I was at a wedding recently and the bride and groom had written their own vows (Why do people insist on this?) and promised to be each other's "best friend."
I cleared my throat and squirmed in my seat. That's kind of a lot of pressure. And there is a gender gap about it. If you ask a married man who his best friend is, he will more often than not (especially if she's standing there) name his wife (Don't even get me started about what that says about the lack of male bonding and support in our culture). Ask a woman the same question and without hesitation, no matter who is there, she will name the woman to whom she most regularly complains about her marriage. She isn't insulting anyone, she just knows the difference.
Life is long, if you are lucky, and complicated if you are breathing. Among other things you are going to need friends, mentors, confidantes, counselors, travel companions, work out partners, lovers, people to challenge you, people to accept you, inspire you, prod you, hold your hand and kick you in the pants. You are going to drain a single human being, putting all those expectations on them.

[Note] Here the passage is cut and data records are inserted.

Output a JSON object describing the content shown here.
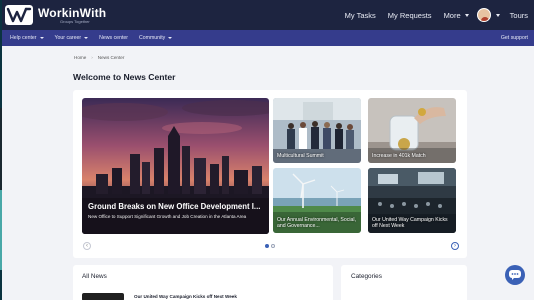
{
  "app": {
    "name": "WorkinWith",
    "tagline": "Groups Together"
  },
  "topnav": {
    "my_tasks": "My Tasks",
    "my_requests": "My Requests",
    "more": "More",
    "tours": "Tours"
  },
  "subnav": {
    "items": [
      {
        "label": "Help center"
      },
      {
        "label": "Your career"
      },
      {
        "label": "News center"
      },
      {
        "label": "Community"
      }
    ],
    "get_support": "Get support"
  },
  "breadcrumb": {
    "home": "Home",
    "current": "News Center"
  },
  "page": {
    "title": "Welcome to News Center"
  },
  "carousel": {
    "feature": {
      "title": "Ground Breaks on New Office Development I...",
      "subtitle": "New Office to Support Significant Growth and Job Creation in the Atlanta Area"
    },
    "tiles": [
      {
        "caption": "Multicultural Summit"
      },
      {
        "caption": "Increase in 401k Match"
      },
      {
        "caption": "Our Annual Environmental, Social, and Governance..."
      },
      {
        "caption": "Our United Way Campaign Kicks off Next Week"
      }
    ],
    "active_slide": 1,
    "slide_count": 2
  },
  "all_news": {
    "title": "All News",
    "items": [
      {
        "title": "Our United Way Campaign Kicks off Next Week"
      }
    ]
  },
  "categories": {
    "title": "Categories"
  },
  "colors": {
    "topbar": "#1d2440",
    "subnav": "#353c8c",
    "accent": "#3b61b6",
    "page_bg": "#f2f3f7"
  }
}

Take a deep breath right now and exhale the word "release" into all of your relationships...Release your death grip, release your expectations, release the people you care about from obligation.

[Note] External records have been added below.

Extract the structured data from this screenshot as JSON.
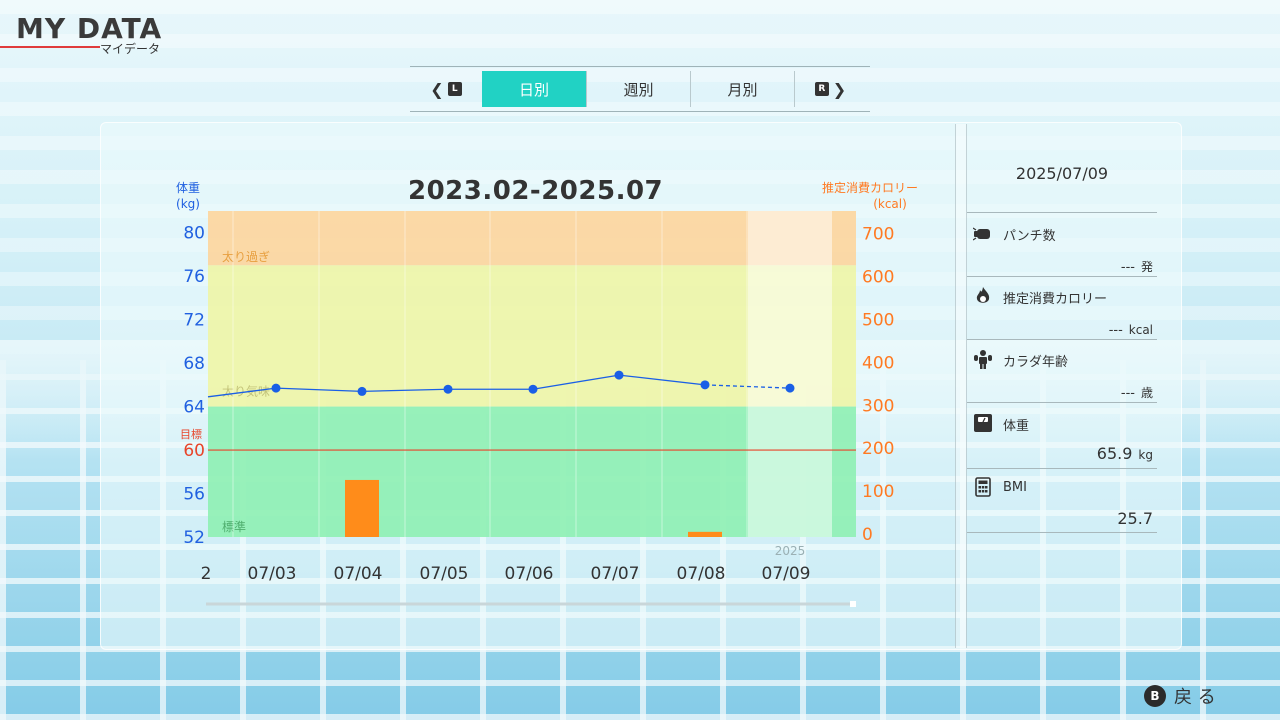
{
  "header": {
    "title": "MY DATA",
    "subtitle": "マイデータ"
  },
  "tabs": {
    "prev_key": "L",
    "next_key": "R",
    "items": [
      {
        "label": "日別",
        "active": true
      },
      {
        "label": "週別",
        "active": false
      },
      {
        "label": "月別",
        "active": false
      }
    ]
  },
  "chart_data": {
    "type": "line",
    "title": "2023.02-2025.07",
    "left_axis": {
      "label": "体重",
      "unit": "(kg)",
      "ticks": [
        52,
        56,
        60,
        64,
        68,
        72,
        76,
        80
      ],
      "range": [
        52,
        82
      ]
    },
    "right_axis": {
      "label": "推定消費カロリー",
      "unit": "(kcal)",
      "ticks": [
        0,
        100,
        200,
        300,
        400,
        500,
        600,
        700
      ],
      "range": [
        0,
        760
      ]
    },
    "zones": [
      {
        "label": "太り過ぎ",
        "from": 77,
        "to": 82,
        "color": "#fdd59c"
      },
      {
        "label": "太り気味",
        "from": 64,
        "to": 77,
        "color": "#eef5a6"
      },
      {
        "label": "標準",
        "from": 52,
        "to": 64,
        "color": "#8ef0b2"
      }
    ],
    "target": {
      "label": "目標",
      "value": 60
    },
    "categories": [
      "2",
      "07/03",
      "07/04",
      "07/05",
      "07/06",
      "07/07",
      "07/08",
      "07/09"
    ],
    "year_label": "2025",
    "series": [
      {
        "name": "体重",
        "color": "#1a5fe6",
        "values": [
          64.9,
          65.7,
          65.4,
          65.6,
          65.6,
          66.9,
          66.0,
          65.7
        ]
      },
      {
        "name": "推定消費カロリー",
        "color": "#ff8c1a",
        "values": [
          0,
          0,
          133,
          0,
          0,
          0,
          12,
          0
        ]
      }
    ]
  },
  "side": {
    "date": "2025/07/09",
    "items": [
      {
        "label": "パンチ数",
        "value": "---",
        "unit": "発",
        "icon": "punch-icon"
      },
      {
        "label": "推定消費カロリー",
        "value": "---",
        "unit": "kcal",
        "icon": "flame-icon"
      },
      {
        "label": "カラダ年齢",
        "value": "---",
        "unit": "歳",
        "icon": "body-icon"
      },
      {
        "label": "体重",
        "value": "65.9",
        "unit": "kg",
        "icon": "scale-icon"
      },
      {
        "label": "BMI",
        "value": "25.7",
        "unit": "",
        "icon": "calculator-icon"
      }
    ]
  },
  "footer": {
    "back_key": "B",
    "back_label": "戻 る"
  }
}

There. Doesn't that feel better?
You don't need one person. You are going to need a tribe. This idea is promoted by Sir Ken Robinson in his book, Element. He is specifically speaking of finding the people who share interests in your creative ventures. Those people who encourage you and share a passion for something with you. Musicians, for example, seek out other musicians to learn from, teach, and share with. It's why people with common interests form associations and clubs. If you are married to someone who has no interest in your passion for SCUBA diving or Star Wars then you already know how important your outside alliances can be.
I'd take it a step further than Sir Ken. Depending on your family circumstances, mobility, etc. you may need to fill family positions with people unrelated to you. If you have a parent who isn't trustworthy or family members who are distant, you should seek out friends for support. A friend of mine is a new mom and fairly new to town. So last year when she was pregnant with twins our coffee group became surrogate sisters dishing up advice. She dubbed us her Village People . Whether you believe it "takes a village to raise a child" or not, it certainly takes a village to keep mothers out of psych wards world wide.

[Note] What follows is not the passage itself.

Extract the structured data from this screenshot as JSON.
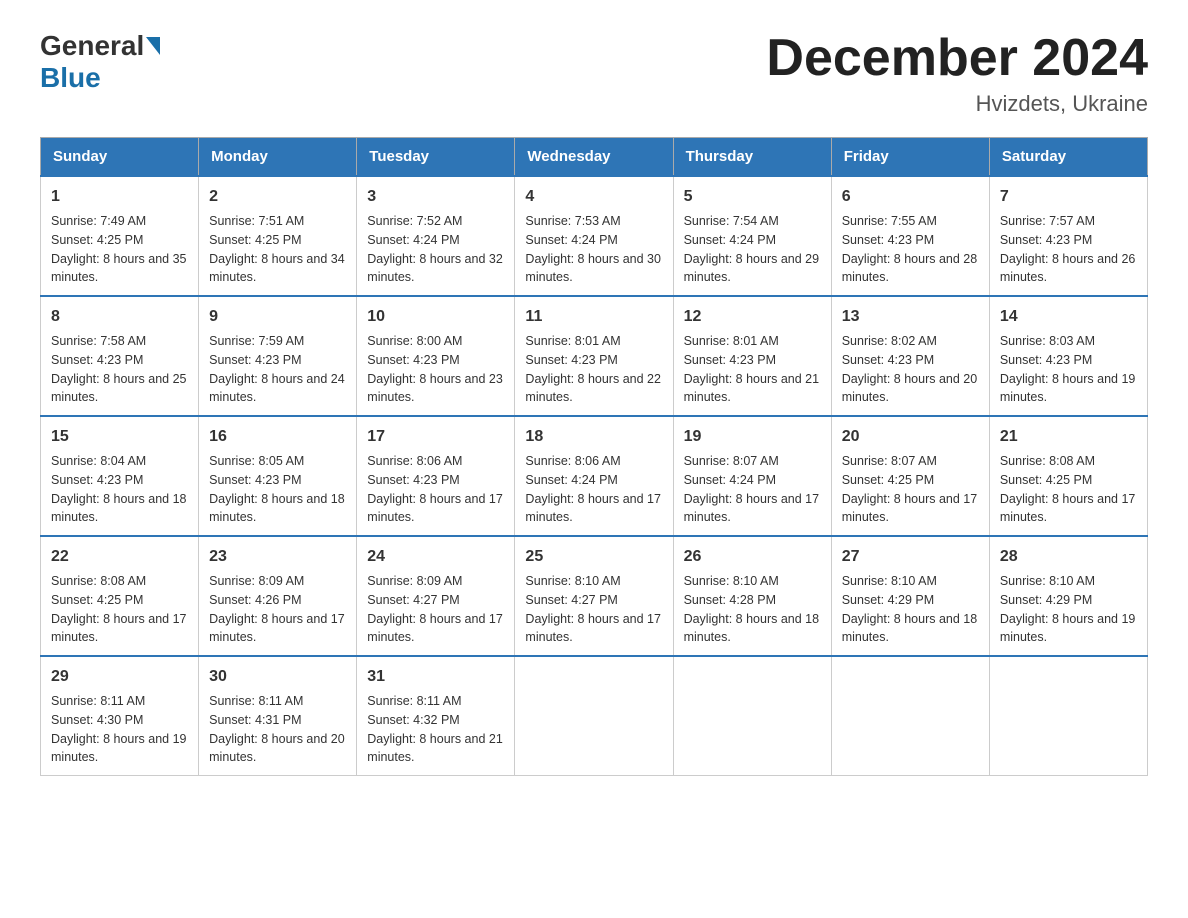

I imagine my friend list as concentric circles narrowing toward the center like a target. The extremely small and carefully guarded center, I call The Inner Sanctum. Remember the ending of Indiana Jones and the Last Crusade? Making it to The Inner Sanctum is like that. These are people who have proven they can be counted on to keep confidences, give sound advice, listen, and provide encouragement. I'm also more than happy to do all of those things for them. You know immediately in your own mind who these people are for you.
Are you holding on to a relationship where you are doing all the work or one where you feel emotionally exhausted after spending time with that person? Think of relationships as investments. You are investing your time, interest, and attention in someone. Don't waste your time making big emotional investments in people who don't have your best interest at heart, are unreliable, or untrustworthy. Do a gut check. You know who these people are too. You may not be able to cut them loose completely for a variety of reasons, but you can limit access. It may take a while for some people to reveal their true character. Don't ignore red flags.
People drift in and out of our lives for all kinds of reasons. The game changers come to stay. They make time for you no matter how busy they are. They have a genuine concern for your well being. They refuse to allow distance or any other obstacle to come between you. They are also rare.